I love heretics, whistleblowers and all-around rabblerousers. They air our dirty laundry so the greater public can weigh in. Many wonderful reforms and laws have addressed terrible situations that we might have never learned about otherwise. Think Norma Rae, Daniel Ellsberg, Jeffrey Wigand, Jennifer Long and Sherron Watkins.
Julian Assange then is my hero.
What Julian Assange has that these other now revered people didn’t is the internet as a vehicle for distribution. Instead of simply being available in an edited version to readers of the Washington Post or the New York Times for example (which made both papers a LOT of money) documents were released for free through a channel that all of us use everyday.

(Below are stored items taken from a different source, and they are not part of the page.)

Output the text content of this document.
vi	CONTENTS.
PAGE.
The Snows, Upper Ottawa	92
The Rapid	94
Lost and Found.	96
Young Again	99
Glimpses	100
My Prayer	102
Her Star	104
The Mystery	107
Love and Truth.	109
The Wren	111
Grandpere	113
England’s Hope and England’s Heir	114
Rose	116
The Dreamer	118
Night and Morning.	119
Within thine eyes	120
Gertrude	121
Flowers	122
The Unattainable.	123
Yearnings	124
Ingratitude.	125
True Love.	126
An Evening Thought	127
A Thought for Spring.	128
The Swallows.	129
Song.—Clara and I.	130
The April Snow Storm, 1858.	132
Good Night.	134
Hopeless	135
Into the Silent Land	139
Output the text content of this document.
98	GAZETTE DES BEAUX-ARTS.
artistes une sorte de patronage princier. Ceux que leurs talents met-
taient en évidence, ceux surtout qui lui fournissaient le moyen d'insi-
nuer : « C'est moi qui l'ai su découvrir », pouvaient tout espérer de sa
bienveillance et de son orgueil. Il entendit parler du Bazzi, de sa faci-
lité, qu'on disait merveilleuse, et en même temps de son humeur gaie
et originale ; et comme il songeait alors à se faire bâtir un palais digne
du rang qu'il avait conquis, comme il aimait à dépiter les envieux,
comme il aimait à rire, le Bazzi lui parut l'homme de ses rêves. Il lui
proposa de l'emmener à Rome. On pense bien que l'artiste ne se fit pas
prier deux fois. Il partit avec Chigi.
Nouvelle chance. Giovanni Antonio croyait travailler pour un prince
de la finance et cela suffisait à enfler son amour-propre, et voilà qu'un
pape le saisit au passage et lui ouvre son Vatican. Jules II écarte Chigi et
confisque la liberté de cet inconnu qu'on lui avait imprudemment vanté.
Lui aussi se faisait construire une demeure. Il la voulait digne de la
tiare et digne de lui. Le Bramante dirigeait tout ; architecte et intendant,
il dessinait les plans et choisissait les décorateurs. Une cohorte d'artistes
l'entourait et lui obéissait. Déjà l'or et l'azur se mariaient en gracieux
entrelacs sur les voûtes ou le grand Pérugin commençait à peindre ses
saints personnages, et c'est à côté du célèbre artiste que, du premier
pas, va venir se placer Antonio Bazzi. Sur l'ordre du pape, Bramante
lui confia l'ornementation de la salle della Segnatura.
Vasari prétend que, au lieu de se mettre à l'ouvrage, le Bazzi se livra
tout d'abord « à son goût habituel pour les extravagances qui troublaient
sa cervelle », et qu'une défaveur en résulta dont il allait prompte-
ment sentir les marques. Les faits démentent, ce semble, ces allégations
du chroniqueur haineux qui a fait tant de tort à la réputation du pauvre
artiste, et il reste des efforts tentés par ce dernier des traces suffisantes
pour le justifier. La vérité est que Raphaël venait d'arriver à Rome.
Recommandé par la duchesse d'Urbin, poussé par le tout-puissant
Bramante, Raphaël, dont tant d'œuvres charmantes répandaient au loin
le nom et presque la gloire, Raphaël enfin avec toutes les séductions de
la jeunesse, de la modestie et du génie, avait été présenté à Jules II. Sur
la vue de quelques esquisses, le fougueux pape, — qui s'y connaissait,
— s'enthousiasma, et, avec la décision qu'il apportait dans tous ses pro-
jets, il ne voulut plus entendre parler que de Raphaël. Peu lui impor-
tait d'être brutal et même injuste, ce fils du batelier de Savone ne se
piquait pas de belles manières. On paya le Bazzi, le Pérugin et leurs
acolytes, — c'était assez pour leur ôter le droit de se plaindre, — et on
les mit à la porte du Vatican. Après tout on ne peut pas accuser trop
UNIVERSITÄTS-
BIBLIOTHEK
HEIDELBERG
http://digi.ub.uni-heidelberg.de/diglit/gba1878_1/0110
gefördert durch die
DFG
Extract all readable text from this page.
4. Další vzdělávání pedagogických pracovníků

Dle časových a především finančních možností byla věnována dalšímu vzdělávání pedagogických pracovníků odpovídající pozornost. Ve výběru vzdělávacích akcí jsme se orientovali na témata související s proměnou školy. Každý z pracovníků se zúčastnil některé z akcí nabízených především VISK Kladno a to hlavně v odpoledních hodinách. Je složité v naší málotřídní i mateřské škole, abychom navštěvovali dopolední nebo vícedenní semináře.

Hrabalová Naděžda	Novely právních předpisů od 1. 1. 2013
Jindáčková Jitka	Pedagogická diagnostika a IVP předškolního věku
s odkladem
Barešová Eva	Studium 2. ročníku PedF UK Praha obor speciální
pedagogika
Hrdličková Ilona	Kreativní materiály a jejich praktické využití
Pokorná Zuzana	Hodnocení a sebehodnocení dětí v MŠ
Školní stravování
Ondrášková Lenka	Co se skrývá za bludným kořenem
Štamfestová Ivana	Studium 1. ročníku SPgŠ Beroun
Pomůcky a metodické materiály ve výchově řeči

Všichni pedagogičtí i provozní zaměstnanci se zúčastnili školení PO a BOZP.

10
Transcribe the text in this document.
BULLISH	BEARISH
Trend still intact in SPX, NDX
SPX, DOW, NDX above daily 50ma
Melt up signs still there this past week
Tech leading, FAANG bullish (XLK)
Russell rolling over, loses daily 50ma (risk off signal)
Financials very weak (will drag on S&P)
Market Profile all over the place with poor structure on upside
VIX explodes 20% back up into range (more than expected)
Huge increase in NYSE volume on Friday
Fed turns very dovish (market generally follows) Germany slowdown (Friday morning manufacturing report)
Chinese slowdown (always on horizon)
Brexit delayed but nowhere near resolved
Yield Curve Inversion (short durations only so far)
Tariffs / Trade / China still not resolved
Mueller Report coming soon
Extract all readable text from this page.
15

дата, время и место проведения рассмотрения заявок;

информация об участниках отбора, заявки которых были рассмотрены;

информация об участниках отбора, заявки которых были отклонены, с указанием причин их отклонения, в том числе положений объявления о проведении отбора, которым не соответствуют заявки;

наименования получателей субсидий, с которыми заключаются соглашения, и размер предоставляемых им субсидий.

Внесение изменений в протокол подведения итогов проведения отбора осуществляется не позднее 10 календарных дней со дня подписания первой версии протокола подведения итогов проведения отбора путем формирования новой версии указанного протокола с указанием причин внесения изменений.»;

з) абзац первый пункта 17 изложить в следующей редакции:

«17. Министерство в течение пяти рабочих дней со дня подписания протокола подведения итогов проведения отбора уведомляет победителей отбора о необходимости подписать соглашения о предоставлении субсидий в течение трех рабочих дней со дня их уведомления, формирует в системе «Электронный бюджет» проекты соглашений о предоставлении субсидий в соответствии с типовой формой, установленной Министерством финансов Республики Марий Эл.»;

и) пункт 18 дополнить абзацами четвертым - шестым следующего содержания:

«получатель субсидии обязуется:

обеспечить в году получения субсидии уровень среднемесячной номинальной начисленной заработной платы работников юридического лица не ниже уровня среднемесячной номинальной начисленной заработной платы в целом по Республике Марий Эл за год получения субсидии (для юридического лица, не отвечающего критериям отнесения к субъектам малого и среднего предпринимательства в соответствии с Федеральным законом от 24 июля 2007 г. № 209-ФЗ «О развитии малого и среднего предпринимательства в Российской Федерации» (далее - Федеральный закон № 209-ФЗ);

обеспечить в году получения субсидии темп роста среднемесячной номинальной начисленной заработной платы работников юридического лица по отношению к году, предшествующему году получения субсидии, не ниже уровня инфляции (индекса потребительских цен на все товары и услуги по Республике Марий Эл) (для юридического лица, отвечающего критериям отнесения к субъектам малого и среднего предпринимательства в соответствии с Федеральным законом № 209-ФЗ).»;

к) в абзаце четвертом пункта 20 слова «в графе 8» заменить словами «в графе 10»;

I know. It’s dangerous. All that information in the public domain. Gee whiz we’re just not knowledgeable to understand all the ramifications of discovering that some world leaders think Kim Jong Il is a short chubby whackjob or the Afghan government is corrupt.
Oh. Wait a minute. That’s news?
We are constantly demanding transparency. We tweet and post on FB and blog about people and organizations that don’t meet our high standards. Here’s the rub: Transparency isn’t always pain free.
Ladies and gentlemen, you can’t have it both ways. You either embrace it and simply brace yourself. It’s impossible to go back.